Raytheon and Anduril Industries have conducted a successful test of a high-loaded grain (HLG) solid rocket motor designed to power future air-to-air missiles. The test marks a key milestone in propulsion modernization efforts that could enable longer-range and higher-speed interceptors for U.S. and allied air forces.
Breakthrough in Solid Propellant Design
The HLG solid rocket motor test was carried out in partnership with the U.S. Navy’s Naval Air Warfare Center Weapons Division (NAWCWD) at China Lake, California. According to both companies, the motor demonstrated stable ignition, burn characteristics, and thrust performance under operationally relevant conditions.
Unlike conventional solid rocket motors that use lower-density propellant geometries to balance thermal management and structural integrity, the HLG design maximizes the propellant volume within the casing. This results in significantly higher impulse—translating into greater speed or range—without increasing form factor or weight.
Raytheon described the effort as part of an “internal research and development initiative” aimed at next-generation missile propulsion. Anduril contributed advanced manufacturing techniques—including additive manufacturing—for rapid prototyping of complex grain geometries.
Implications for Future Air-to-Air Missiles
The successful demonstration is likely tied to ongoing U.S. Department of Defense efforts to develop successors to legacy systems like the AIM-120 AMRAAM. Programs such as the Joint Advanced Tactical Missile (JATM) under the U.S. Air Force’s Next Generation Air Dominance (NGAD) initiative are seeking extended-range solutions with improved kinematic performance against peer threats.
The HLG motor could serve as a propulsion backbone for such missiles by enabling:
- Greater endgame energy retention against maneuvering targets
- Longer standoff ranges for beyond-visual-range engagements
- Potential dual-pulse or throttleable configurations for terminal phase agility
While no specific program was named in association with this test, Raytheon’s role as prime contractor on AMRAAM and its likely participation in JATM make it a strong candidate for integration into future designs.
Anduril’s Role in Missile Innovation
This marks one of Anduril’s most visible entries into tactical missile propulsion—a domain historically dominated by legacy primes like Aerojet Rocketdyne (now part of L3Harris) and Northrop Grumman. Anduril’s involvement underscores its growing ambitions beyond autonomous systems into core defense technologies.
The company leveraged its proprietary software-defined manufacturing processes to rapidly iterate on propellant grain geometry—a key enabler for optimizing burn rates while maintaining structural integrity under high-G loads typical of air combat environments.
This collaboration also reflects broader DoD interest in diversifying its industrial base amid supply chain concerns and consolidation within traditional missile propulsion vendors.
Technical Challenges and Risk Reduction
Solid rocket motors with highly loaded grains face significant engineering challenges:
- Thermal Management: Denser propellant loads increase internal temperatures during combustion, requiring advanced insulation or novel casing materials.
- Casing Integrity: Higher internal pressures necessitate stronger casings without adding mass that would negate performance gains.
- Nozzle Erosion: Increased energy output can accelerate nozzle wear unless mitigated by refractory coatings or ablative materials.
The recent test likely focused on validating these parameters under static firing conditions before progressing toward flight qualification stages.
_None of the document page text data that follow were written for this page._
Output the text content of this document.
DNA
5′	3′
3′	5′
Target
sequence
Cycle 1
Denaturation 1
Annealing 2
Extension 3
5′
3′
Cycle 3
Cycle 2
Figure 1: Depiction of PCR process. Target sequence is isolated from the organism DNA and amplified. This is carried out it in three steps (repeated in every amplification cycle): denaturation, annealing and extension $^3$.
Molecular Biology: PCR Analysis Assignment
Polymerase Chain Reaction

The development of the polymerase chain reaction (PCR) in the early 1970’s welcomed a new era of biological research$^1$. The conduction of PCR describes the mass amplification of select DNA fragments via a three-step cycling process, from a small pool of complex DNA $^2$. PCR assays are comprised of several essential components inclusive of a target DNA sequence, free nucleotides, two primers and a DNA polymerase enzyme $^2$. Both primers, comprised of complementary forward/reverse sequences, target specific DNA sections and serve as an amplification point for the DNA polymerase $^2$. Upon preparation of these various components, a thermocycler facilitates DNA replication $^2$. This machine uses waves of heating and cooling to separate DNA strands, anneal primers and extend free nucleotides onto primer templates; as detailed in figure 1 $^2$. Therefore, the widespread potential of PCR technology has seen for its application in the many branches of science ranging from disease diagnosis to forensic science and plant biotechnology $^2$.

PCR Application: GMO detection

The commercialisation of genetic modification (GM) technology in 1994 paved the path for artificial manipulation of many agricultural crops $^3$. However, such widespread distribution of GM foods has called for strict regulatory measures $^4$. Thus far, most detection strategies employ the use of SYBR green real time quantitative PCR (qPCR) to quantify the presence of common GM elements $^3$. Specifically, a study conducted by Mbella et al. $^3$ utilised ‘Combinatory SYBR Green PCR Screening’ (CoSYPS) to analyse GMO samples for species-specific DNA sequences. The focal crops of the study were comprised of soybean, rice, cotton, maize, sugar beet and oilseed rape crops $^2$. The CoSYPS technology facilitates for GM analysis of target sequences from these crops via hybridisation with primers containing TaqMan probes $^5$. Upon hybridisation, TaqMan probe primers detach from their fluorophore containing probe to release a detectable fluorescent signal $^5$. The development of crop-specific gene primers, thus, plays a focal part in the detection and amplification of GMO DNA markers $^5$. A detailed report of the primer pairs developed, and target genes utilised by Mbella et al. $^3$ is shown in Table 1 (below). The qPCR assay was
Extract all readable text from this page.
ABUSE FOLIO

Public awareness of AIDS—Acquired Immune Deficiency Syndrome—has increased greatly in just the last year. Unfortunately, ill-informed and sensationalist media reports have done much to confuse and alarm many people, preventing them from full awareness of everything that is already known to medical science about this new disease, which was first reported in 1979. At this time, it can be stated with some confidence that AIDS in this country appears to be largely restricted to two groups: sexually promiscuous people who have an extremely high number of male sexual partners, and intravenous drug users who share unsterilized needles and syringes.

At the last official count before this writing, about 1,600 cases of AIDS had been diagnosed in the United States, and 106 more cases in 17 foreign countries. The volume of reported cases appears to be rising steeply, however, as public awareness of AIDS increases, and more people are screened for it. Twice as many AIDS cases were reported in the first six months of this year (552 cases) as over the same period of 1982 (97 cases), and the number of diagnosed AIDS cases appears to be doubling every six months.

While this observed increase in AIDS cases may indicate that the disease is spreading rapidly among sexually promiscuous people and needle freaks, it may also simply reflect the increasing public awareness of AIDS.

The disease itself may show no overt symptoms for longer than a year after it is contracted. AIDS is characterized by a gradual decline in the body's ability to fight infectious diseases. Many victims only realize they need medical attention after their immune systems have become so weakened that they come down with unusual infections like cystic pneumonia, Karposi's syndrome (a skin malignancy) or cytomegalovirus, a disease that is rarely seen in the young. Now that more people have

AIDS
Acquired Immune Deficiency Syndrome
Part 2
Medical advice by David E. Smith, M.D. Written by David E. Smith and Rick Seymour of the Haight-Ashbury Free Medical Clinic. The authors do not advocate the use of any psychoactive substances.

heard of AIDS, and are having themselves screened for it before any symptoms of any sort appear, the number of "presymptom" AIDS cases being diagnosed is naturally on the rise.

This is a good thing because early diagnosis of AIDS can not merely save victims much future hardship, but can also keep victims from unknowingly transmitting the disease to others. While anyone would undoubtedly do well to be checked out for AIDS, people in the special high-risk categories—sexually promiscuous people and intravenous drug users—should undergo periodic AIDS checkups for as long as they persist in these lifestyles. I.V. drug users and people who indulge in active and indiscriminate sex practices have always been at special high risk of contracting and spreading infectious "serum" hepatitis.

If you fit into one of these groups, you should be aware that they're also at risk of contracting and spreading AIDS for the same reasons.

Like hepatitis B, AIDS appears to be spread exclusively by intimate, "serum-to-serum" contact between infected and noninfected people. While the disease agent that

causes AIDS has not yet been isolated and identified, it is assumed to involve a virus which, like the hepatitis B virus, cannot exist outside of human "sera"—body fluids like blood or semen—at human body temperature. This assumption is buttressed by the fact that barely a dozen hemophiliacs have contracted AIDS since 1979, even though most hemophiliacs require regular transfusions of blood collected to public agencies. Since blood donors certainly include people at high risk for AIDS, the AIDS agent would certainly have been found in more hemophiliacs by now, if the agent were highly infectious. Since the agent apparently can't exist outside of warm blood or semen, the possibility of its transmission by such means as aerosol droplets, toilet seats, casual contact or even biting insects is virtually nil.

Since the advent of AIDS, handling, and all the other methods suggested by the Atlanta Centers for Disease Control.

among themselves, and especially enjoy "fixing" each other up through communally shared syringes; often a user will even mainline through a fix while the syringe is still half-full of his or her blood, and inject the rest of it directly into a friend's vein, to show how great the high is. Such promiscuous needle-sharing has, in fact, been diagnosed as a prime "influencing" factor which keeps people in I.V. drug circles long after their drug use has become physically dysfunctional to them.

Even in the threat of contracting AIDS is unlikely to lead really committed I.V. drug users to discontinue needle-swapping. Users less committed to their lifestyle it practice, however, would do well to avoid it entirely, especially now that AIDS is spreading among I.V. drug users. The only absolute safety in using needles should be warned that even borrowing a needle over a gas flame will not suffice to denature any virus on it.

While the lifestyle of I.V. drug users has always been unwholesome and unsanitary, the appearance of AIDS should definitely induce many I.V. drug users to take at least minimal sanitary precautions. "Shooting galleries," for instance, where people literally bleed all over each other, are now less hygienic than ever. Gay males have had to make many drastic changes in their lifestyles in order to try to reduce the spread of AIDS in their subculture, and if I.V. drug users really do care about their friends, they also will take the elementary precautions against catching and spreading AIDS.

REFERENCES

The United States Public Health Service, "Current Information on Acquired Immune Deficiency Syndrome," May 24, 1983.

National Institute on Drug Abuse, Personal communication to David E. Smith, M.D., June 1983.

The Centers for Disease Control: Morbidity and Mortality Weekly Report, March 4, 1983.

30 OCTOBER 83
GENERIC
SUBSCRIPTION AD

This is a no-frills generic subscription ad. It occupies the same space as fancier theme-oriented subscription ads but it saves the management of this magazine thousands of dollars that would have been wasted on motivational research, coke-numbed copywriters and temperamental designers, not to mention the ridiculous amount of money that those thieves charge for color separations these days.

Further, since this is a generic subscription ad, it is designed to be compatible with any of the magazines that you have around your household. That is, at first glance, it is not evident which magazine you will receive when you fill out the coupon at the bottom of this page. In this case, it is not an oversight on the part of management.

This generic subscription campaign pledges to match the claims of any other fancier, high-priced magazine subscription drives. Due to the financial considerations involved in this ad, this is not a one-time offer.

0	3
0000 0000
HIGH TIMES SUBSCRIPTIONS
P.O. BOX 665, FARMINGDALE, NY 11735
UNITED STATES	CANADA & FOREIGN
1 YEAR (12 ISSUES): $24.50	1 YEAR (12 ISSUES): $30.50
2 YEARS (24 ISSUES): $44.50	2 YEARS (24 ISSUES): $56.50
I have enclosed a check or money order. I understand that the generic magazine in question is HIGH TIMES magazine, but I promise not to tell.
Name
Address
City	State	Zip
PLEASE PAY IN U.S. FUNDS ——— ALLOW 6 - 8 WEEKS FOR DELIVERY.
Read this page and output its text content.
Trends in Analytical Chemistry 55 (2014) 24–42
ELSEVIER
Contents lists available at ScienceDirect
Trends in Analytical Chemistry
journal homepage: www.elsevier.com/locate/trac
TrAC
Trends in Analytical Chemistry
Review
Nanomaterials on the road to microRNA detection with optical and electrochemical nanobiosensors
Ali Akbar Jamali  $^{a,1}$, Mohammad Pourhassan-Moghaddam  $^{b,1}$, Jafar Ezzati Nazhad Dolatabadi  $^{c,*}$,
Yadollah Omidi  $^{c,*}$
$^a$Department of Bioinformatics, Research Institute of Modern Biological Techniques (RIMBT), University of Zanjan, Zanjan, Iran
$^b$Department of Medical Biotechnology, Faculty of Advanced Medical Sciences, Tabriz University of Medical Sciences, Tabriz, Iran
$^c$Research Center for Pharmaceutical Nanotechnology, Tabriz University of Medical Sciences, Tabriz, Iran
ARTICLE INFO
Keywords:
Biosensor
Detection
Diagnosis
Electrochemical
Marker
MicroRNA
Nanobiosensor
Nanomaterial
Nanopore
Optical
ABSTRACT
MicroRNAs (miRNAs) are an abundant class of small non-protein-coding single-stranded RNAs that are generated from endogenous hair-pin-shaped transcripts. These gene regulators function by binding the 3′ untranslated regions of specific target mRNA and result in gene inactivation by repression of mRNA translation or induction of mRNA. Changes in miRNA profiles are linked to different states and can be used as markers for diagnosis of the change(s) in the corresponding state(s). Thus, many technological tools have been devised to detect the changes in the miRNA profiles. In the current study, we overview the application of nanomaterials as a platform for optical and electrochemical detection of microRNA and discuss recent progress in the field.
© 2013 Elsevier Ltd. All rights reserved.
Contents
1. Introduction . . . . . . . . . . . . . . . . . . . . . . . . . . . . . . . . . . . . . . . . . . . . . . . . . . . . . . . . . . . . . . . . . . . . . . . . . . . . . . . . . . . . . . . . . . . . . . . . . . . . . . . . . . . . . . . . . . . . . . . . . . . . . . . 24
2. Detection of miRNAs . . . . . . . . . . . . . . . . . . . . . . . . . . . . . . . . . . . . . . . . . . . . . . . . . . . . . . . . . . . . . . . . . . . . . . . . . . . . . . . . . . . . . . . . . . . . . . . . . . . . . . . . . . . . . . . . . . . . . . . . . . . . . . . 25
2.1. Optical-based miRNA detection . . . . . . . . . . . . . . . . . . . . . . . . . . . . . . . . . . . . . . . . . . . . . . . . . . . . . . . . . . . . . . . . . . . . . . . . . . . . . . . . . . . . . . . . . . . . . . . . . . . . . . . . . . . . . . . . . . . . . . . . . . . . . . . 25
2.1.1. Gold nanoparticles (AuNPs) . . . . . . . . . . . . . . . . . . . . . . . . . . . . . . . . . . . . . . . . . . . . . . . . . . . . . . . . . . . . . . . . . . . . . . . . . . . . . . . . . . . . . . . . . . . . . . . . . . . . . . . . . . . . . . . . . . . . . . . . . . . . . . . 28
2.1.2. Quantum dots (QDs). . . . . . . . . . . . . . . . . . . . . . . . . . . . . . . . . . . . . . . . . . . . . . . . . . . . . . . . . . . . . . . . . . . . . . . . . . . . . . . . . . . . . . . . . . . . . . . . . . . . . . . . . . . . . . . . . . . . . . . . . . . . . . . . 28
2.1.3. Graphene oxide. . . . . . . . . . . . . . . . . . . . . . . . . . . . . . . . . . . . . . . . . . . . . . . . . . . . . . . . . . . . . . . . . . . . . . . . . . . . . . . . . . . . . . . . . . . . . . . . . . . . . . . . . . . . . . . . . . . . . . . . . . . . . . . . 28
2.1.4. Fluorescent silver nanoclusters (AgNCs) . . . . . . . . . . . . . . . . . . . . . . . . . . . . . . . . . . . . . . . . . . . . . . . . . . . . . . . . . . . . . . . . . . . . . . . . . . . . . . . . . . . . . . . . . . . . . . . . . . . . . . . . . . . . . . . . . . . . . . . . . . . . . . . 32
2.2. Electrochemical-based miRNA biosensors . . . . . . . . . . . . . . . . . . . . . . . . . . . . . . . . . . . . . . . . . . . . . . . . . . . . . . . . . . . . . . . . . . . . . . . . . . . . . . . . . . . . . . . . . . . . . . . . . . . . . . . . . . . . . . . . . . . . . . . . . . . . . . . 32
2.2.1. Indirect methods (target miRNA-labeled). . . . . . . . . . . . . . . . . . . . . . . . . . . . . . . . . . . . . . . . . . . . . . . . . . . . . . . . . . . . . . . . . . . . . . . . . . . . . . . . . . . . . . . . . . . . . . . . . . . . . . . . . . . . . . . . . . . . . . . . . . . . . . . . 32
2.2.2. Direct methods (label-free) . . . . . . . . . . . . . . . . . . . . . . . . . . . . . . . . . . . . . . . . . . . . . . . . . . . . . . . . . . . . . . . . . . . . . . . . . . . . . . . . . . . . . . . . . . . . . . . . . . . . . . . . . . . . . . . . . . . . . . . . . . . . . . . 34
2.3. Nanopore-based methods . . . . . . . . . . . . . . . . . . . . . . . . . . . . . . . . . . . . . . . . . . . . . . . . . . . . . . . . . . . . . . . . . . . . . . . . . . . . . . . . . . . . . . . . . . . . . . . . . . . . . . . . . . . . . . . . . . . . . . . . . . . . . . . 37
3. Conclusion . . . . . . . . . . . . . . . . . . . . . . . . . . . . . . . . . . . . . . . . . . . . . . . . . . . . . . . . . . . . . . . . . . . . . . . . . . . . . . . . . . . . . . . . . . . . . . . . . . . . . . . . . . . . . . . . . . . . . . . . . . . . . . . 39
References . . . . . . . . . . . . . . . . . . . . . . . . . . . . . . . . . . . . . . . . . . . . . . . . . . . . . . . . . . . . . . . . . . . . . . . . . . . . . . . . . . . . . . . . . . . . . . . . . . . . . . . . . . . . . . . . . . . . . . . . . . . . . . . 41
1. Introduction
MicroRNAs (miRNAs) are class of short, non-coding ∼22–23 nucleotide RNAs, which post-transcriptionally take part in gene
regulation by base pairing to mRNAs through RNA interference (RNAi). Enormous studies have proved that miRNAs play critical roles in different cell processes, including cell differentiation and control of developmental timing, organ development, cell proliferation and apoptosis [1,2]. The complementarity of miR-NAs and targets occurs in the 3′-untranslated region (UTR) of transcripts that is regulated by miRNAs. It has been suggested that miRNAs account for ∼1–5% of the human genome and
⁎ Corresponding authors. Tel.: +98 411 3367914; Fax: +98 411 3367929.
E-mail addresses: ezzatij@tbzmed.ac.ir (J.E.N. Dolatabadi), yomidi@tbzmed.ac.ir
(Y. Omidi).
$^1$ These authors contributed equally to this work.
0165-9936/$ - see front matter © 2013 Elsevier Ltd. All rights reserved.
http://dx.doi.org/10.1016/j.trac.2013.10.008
Neither company disclosed specific thrust values or burn durations but emphasized that all objectives were met during testing.
A Competitive Landscape in AAM Propulsion
This development comes amid heightened interest in advanced AAM propulsion globally:
- Kongsberg & Nammo: Developing ramjet-powered Joint Strike Missile variants with extended range profiles.
- MBDAs Meteor: Uses an air-breathing ramjet engine already fielded by several NATO nations including UK, Germany, Sweden.
- L3Harris/Aerojet Rocketdyne: Working on propulsion solutions tied to JATM under classified contracts with USAF/USN.
The U.S., which has relied heavily on solid-propellant AAMs like AIM-120D (with ~160 km max range), is now seeking systems capable of outranging Chinese PL-15-class missiles believed to reach over 200 km thanks to dual-pulse motors or ramjets. The HLG motor may offer a near-term alternative without requiring full adoption of more complex air-breathing engines—which remain costlier and harder to miniaturize within current missile envelopes.
What Comes Next?
If further tests confirm reliability across environmental extremes (temperature cycling, vibration), the HLG design could progress toward integration into prototype missile bodies within two years. Potential applications include not only NGAD/JATM but also upgrades to existing interceptors like AMRAAM-E or even naval variants launched from Mk41 VLS cells if adapted appropriately.
No formal acquisition program has yet adopted this technology publicly; however, successful risk reduction may lead DoD offices such as DARPA or NAVAIR PMA-259 (Air-to-Air Weapons Program Office) to fund further maturation phases via OTAs or SBIR pathways—especially given growing urgency around Indo-Pacific deterrence postures through mid-2030s.